Cuffaro e dintorni
Santini, pizzini e schede

di Vincenzo Lombardo

Una costante nelle inchieste di mafia è rappresentata dal nesso, assolutamente non casuale, tra il perbenismo religioso, la pratica mafiosa, il potere politico.

Non c’è mafioso scovato nei nascondigli più reconditi che non sia circondato da madonne,che non delizi il suo spirito con la lettura di bibbie e vangeli; perfino il più sanguinario dei boss, Riina, e il capo dei capi,Provenzano, hanno fatto sfoggio di sacre scritture e santini nei covi dove sono stati scovati. Santini in mezzo ai pizzini e pizzini fra i santini. E’ un caso tale accostamento? Mi viene in mente l’ immagine di un noto capomafia locale, condannato all’ergastolo per l’omocidio Tandoy del 30 marzo 1960, persona del massimo rispetto, che, nelle processioni del Corpus Domini, reggeva il baldacchino sotto il quale dovrebbe trovarsi il Cristo trasfigurato. Quella persona è stata per un certo tempo anche segreario della Democrazia Cristiana. Coincidenza?

Piano piano, osservando i comportamenti degli uomini di potere più significativi di questa terra di Sicilia, mi sono andato convincendo che i mafiosi veri, i pezzi da 90, quelli che non sparano cartucce, ma lanciano polpette avvelenate nel seno della società con l’uso spregiudicato e sostanzialmente illegale del potere; quelli in doppio petto, parte della borghesia bene che fa da supporto al potere para-legale del politico di turno, la cosi detta zona grigia: tutti costoro raramente sono reprensibili sul piano della moralità e della onorabilità esteriori, tanto più che spesso si avvalgono della copertura fornita loro dall’appartenenza a qualche congrega parrocchiale ed ostentano tale appartenenza per guadagnarsi i galloni del perbenismo inappuntabile agli occhi della gerarchia ecclesiastica e della credulità popolare. Questo intreccio tra gerarchia ecclesiale e personale politico garantisce alla prima vantaggi materiali, esenzioni fiscali, privilegi, e al secondo consente da un canto di acquisire consenso elettorale e dall’altro di muoversi con senso di sicurezza ed impunità nei meandri del lecito e dell’illecito.
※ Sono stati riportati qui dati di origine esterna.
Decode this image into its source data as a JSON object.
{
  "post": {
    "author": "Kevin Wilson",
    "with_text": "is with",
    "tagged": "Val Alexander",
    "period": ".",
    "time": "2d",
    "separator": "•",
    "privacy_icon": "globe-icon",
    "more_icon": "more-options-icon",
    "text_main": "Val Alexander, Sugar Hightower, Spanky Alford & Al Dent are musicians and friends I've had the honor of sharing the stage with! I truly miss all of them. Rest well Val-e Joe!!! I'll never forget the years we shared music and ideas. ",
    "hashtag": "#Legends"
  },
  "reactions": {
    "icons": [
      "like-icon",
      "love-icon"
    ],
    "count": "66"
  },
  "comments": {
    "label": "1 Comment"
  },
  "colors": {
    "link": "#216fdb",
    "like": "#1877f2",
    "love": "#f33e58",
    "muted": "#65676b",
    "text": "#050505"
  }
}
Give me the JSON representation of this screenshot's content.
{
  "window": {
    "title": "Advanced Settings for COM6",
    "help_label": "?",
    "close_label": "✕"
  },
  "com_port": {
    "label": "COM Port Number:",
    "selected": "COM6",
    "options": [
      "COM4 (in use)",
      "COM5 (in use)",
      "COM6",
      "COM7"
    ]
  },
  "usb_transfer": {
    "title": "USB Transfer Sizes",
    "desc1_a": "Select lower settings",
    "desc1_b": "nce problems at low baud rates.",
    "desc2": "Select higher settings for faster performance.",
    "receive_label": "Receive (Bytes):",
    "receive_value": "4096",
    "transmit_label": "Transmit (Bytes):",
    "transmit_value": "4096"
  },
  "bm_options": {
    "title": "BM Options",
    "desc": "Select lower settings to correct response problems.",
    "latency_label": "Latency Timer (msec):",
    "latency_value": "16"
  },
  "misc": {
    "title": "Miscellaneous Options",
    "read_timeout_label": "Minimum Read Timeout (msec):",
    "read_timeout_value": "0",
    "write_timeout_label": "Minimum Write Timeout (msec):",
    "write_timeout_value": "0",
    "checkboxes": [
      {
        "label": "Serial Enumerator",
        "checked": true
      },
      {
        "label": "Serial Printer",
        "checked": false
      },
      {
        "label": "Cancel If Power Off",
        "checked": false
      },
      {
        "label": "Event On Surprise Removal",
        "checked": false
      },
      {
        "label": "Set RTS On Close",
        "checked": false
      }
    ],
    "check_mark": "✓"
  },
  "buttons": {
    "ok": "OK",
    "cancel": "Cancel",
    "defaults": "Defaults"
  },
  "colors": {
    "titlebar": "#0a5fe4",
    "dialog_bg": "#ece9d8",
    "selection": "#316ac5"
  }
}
Questo connubio tutto cattolico religione- potere e religione-mafia ha nulla a che vdere con i principi del cristianesimo così come essi stati inculcati a noi nella nostra formazione religiosa adolescenziale? Dov’è l’attenzione di carità autentica per gli ultimi? Non sarà certo qualche piatto di minestra a lavare la coscienza sporca di intrallazzi col potere. Si ha quasi l’impressione che il potere religioso gozzovigli col potere politico e le briciole che cadono vanno a finire nelle bocche degli affamati.

Che senso ha suonare le campane di una chiesa qui, a Raffadali, terra natia dei Cuffaro, perchè il più rappresentativo uomo politico della Sicilia, niente meno il presidente, viene condannato per fatti di mafia? Ha scarsa importanza disquisire qua se l’imputato abbia fatto favori alla mafia in quanto associazione o se invece i suoi favori siano stati ad personam. Il fatto è che il massimo rappresentante delle istituzioni non deve essere neanche sfiorato dal sospetto che egli abbia potuto tradire non solo i vivi ma perfino i caduti della lotta alla mafia.

Un sussulto di senso civico ed un atto di amore per la gente onesta di questa martoriata Sicilia dovrebbero spingere il presidente a dimettersi. O egli aspetta che anche la gente perbene, ancora rimasta in terra sicula, chieda asilo politico a qualche stato estero per non sopportare la vergogna della monnezza morale che sta inondando la Sicilia?

E quando potremo sapere che il vescovo di Agrigento prende le distanze da un piccolo prete di periferia che si fa coinvolgere in beghe di potere paesano che ricordano tanto il triste connubio tra potere temporale e potere religioso di medievale memoria? Forse non è un caso che la chiesa, alla stregua della politica, abbia perso credibilità negli ultimi tempi.